Neo-DCVac manufacturing was feasible for all patients, yielding a median of 1.80 × 10⁸ DCs per patient. All treatment-related adverse events were grade 1-2, with no dose delays or discontinuations. The objective response rate was 25% (3/12 patients achieved partial responses), while the disease control rate was 75% (9/12 patients). Median PFS was 5.5 months, and median OS was 7.9 months. Analysis of T-cell responses showed that post-vaccination PBMCs exhibited stronger responses to mutant peptides compared to wild-type peptides in all evaluable patients. In patients with more than 8 T-cell response neoantigens, there was one objective response and five patients achieved disease control. In those with fewer than 8 responses, 50% experienced disease progression. Combination therapy with ICIs showed promising results, with all four patients achieving disease control and tumor size reduction. Case studies of individual patients provided detailed clinical and immune response data, demonstrating the successful activation of T cells and antitumor activity. The number of neoantigens recognized by post-immunization PBMCs seemed to be related to clinical efficacy.

The findings demonstrate the feasibility, safety, and potential efficacy of Neo-DCVac in treating heavily pretreated advanced lung cancer patients. The observed response rates, although from a small pilot study, are encouraging, particularly considering the poor prognosis of the patient population. The successful elicitation of specific T-cell responses against neoantigens supports the rationale for this approach. The apparent correlation between the number of neoantigens recognized and clinical outcome warrants further investigation with a larger cohort. The synergistic effect observed with ICIs suggests a potential benefit of combination therapy. Limitations of bioinformatics neoantigen prediction and the need for improved screening methods are acknowledged. Further research with larger sample sizes is needed to validate these findings and optimize the vaccine strategy.

This pilot study provides initial evidence for the safety and efficacy of a personalized neoantigen-pulsed dendritic cell vaccine in advanced lung cancer.
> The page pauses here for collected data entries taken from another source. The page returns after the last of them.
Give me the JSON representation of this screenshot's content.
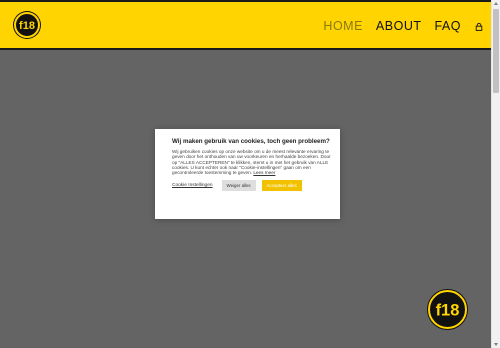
{
  "header": {
    "logo_icon": "f18-logo-icon",
    "logo_text": "f18",
    "background_color": "#FFD400",
    "nav": [
      {
        "label": "HOME",
        "active": true
      },
      {
        "label": "ABOUT",
        "active": false
      },
      {
        "label": "FAQ",
        "active": false
      }
    ],
    "cart_icon": "lock-bag-icon"
  },
  "cookie_modal": {
    "title": "Wij maken gebruik van cookies, toch geen probleem?",
    "body": "Wij gebruiken cookies op onze website om u de meest relevante ervaring te geven door het onthouden van uw voorkeuren en herhaalde bezoeken. Door op \"ALLES ACCEPTEREN\" te klikken, stemt u in met het gebruik van ALLE cookies. U kunt echter ook naar \"Cookie-instellingen\" gaan om een gecontroleerde toestemming te geven.",
    "read_more": "Lees meer",
    "settings_label": "Cookie Instellingen",
    "reject_label": "Weiger alles",
    "accept_label": "Accepteer alles",
    "accept_color": "#F2C200"
  },
  "floating_badge": {
    "icon": "f18-logo-icon",
    "text": "f18"
  }
}
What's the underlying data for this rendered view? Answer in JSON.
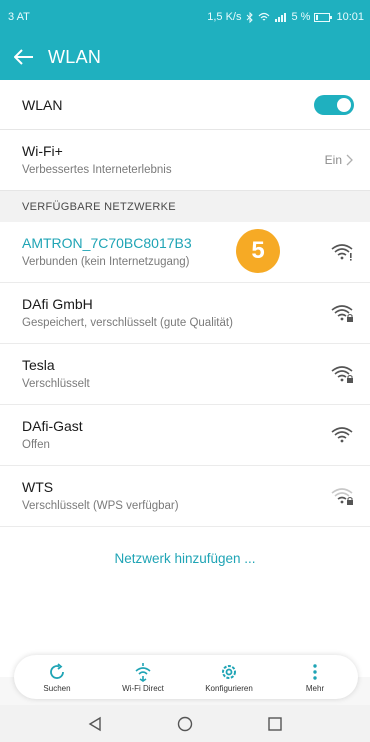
{
  "status_bar": {
    "carrier": "3 AT",
    "right_text": "1,5 K/s",
    "battery": "5 %",
    "time": "10:01"
  },
  "app_bar": {
    "title": "WLAN"
  },
  "wlan_toggle": {
    "label": "WLAN",
    "state": "on"
  },
  "wifi_plus": {
    "title": "Wi-Fi+",
    "subtitle": "Verbessertes Interneterlebnis",
    "value": "Ein"
  },
  "section_header": "VERFÜGBARE NETZWERKE",
  "networks": [
    {
      "name": "AMTRON_7C70BC8017B3",
      "status": "Verbunden (kein Internetzugang)",
      "icon": "wifi-warning-icon"
    },
    {
      "name": "DAfi GmbH",
      "status": "Gespeichert, verschlüsselt (gute Qualität)",
      "icon": "wifi-lock-icon"
    },
    {
      "name": "Tesla",
      "status": "Verschlüsselt",
      "icon": "wifi-lock-icon"
    },
    {
      "name": "DAfi-Gast",
      "status": "Offen",
      "icon": "wifi-icon"
    },
    {
      "name": "WTS",
      "status": "Verschlüsselt (WPS verfügbar)",
      "icon": "wifi-lock-weak-icon"
    }
  ],
  "badge": "5",
  "add_network": "Netzwerk hinzufügen ...",
  "bottom_tabs": [
    {
      "label": "Suchen",
      "icon": "refresh-icon"
    },
    {
      "label": "Wi-Fi Direct",
      "icon": "wifi-direct-icon"
    },
    {
      "label": "Konfigurieren",
      "icon": "gear-icon"
    },
    {
      "label": "Mehr",
      "icon": "more-vertical-icon"
    }
  ],
  "colors": {
    "accent": "#1fb0bf",
    "badge": "#f6aa25"
  }
}
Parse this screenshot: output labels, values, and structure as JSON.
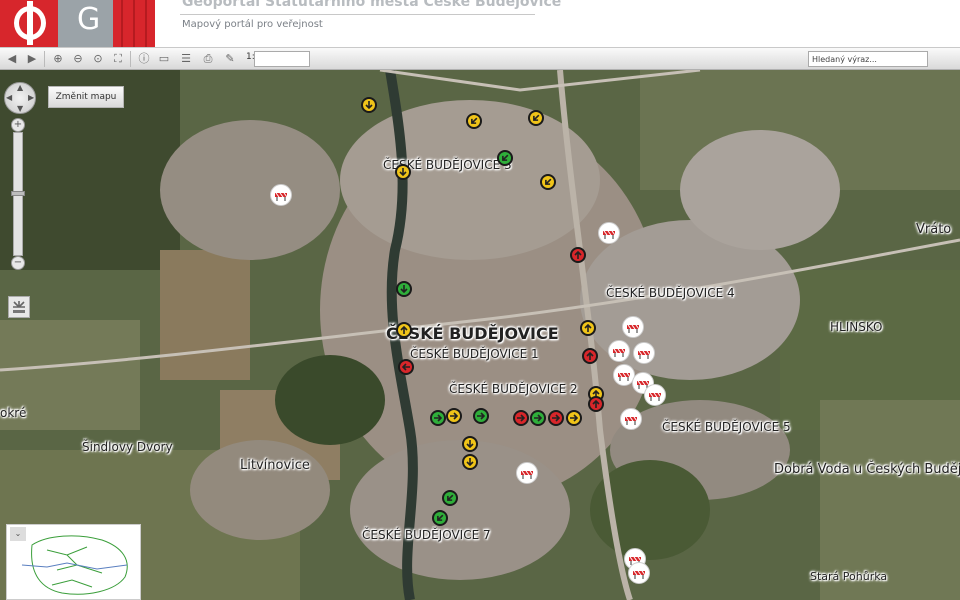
{
  "header": {
    "title": "Geoportál Statutárního města České Budějovice",
    "subtitle": "Mapový portál pro veřejnost",
    "logo_letter": "G"
  },
  "toolbar": {
    "scale_prefix": "1:",
    "scale_value": "",
    "search_placeholder": "Hledaný výraz..."
  },
  "map": {
    "change_map_button": "Změnit mapu",
    "labels": [
      {
        "text": "ČESKÉ BUDĚJOVICE 3"
      },
      {
        "text": "ČESKÉ BUDĚJOVICE 4"
      },
      {
        "text": "HLINSKO"
      },
      {
        "text": "ČESKÉ BUDĚJOVICE"
      },
      {
        "text": "ČESKÉ BUDĚJOVICE 1"
      },
      {
        "text": "ČESKÉ BUDĚJOVICE 2"
      },
      {
        "text": "ČESKÉ BUDĚJOVICE 5"
      },
      {
        "text": "ČESKÉ BUDĚJOVICE 7"
      },
      {
        "text": "Šindlovy Dvory"
      },
      {
        "text": "Litvínovice"
      },
      {
        "text": "Dobrá Voda u Českých Budějovic"
      },
      {
        "text": "Stará Pohůrka"
      },
      {
        "text": "Vráto"
      },
      {
        "text": "okré"
      }
    ]
  },
  "colors": {
    "brand_red": "#d7262c",
    "brand_grey": "#9ba3a8",
    "marker_yellow": "#f0c419",
    "marker_green": "#2fae3a",
    "marker_red": "#d8262a",
    "roadwork": "#ffffff"
  }
}
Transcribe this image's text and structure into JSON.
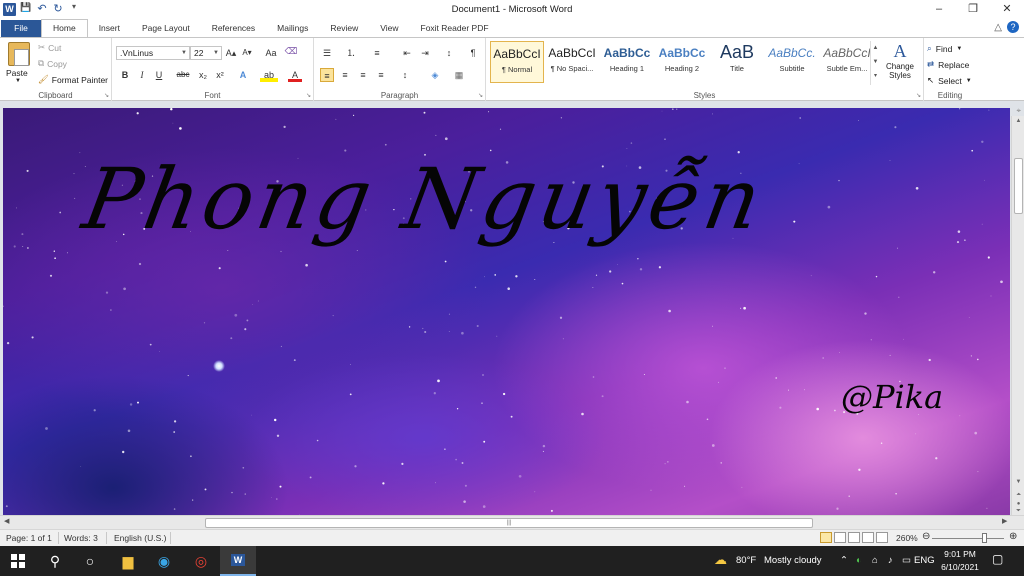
{
  "window": {
    "title": "Document1 - Microsoft Word",
    "app_icon_letter": "W",
    "controls": {
      "minimize": "–",
      "restore": "❐",
      "close": "✕"
    },
    "quick_access": {
      "save": "💾",
      "undo": "↶",
      "redo": "↻",
      "customize": "▾"
    }
  },
  "tabs": [
    "File",
    "Home",
    "Insert",
    "Page Layout",
    "References",
    "Mailings",
    "Review",
    "View",
    "Foxit Reader PDF"
  ],
  "tab_extras": {
    "collapse": "△",
    "help": "?"
  },
  "ribbon": {
    "clipboard": {
      "label": "Clipboard",
      "paste": "Paste",
      "cut": "Cut",
      "copy": "Copy",
      "format_painter": "Format Painter"
    },
    "font": {
      "label": "Font",
      "font_name": ".VnLinus",
      "font_size": "22",
      "buttons": {
        "bold": "B",
        "italic": "I",
        "underline": "U",
        "strike": "abc",
        "subscript": "x₂",
        "superscript": "x²",
        "grow": "A▴",
        "shrink": "A▾",
        "change_case": "Aa",
        "clear": "⌫",
        "effects": "A",
        "highlight": "ab",
        "color": "A"
      }
    },
    "paragraph": {
      "label": "Paragraph",
      "buttons": {
        "bullets": "☰",
        "numbering": "⒈",
        "multilevel": "≡",
        "decrease_indent": "⇤",
        "increase_indent": "⇥",
        "sort": "↕",
        "show_marks": "¶",
        "align_left": "≡",
        "center": "≡",
        "align_right": "≡",
        "justify": "≡",
        "line_spacing": "↕",
        "shading": "◈",
        "borders": "▦"
      }
    },
    "styles": {
      "label": "Styles",
      "items": [
        {
          "preview": "AaBbCcI",
          "name": "¶ Normal",
          "selected": true
        },
        {
          "preview": "AaBbCcI",
          "name": "¶ No Spaci..."
        },
        {
          "preview": "AaBbCc",
          "name": "Heading 1"
        },
        {
          "preview": "AaBbCc",
          "name": "Heading 2"
        },
        {
          "preview": "AaB",
          "name": "Title"
        },
        {
          "preview": "AaBbCc.",
          "name": "Subtitle"
        },
        {
          "preview": "AaBbCcI",
          "name": "Subtle Em..."
        }
      ],
      "change_styles": "Change Styles"
    },
    "editing": {
      "label": "Editing",
      "find": "Find",
      "replace": "Replace",
      "select": "Select"
    }
  },
  "document": {
    "title_text": "Phong Nguyễn",
    "signature_text": "@Pika",
    "colors": {
      "deep": "#3a1a78",
      "violet": "#7a2fb6",
      "pink": "#b44fc8",
      "text": "#050505"
    }
  },
  "statusbar": {
    "page": "Page: 1 of 1",
    "words": "Words: 3",
    "language": "English (U.S.)",
    "zoom": "260%"
  },
  "taskbar": {
    "weather_temp": "80°F",
    "weather_text": "Mostly cloudy",
    "language": "ENG",
    "time": "9:01 PM",
    "date": "6/10/2021",
    "apps": [
      "windows-start",
      "search",
      "cortana",
      "file-explorer",
      "edge",
      "chrome",
      "word"
    ]
  }
}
The observed response rates, and particularly the evidence of synergy with immune checkpoint inhibitors, justify further investigation in larger, controlled clinical trials. Improving neoantigen prediction and optimizing vaccine design are crucial for enhancing the therapeutic potential of this approach.

The primary limitation is the small sample size of this pilot study, which restricts the statistical power and generalizability of the findings. The study's single-arm design prevents direct comparison with other treatment strategies. The reliance on in silico neoantigen prediction introduces uncertainty, and the potential impact of this on the results is acknowledged. The analysis of T-cell responses was also limited to a subset of patients. Further studies are needed to validate these findings and address these limitations.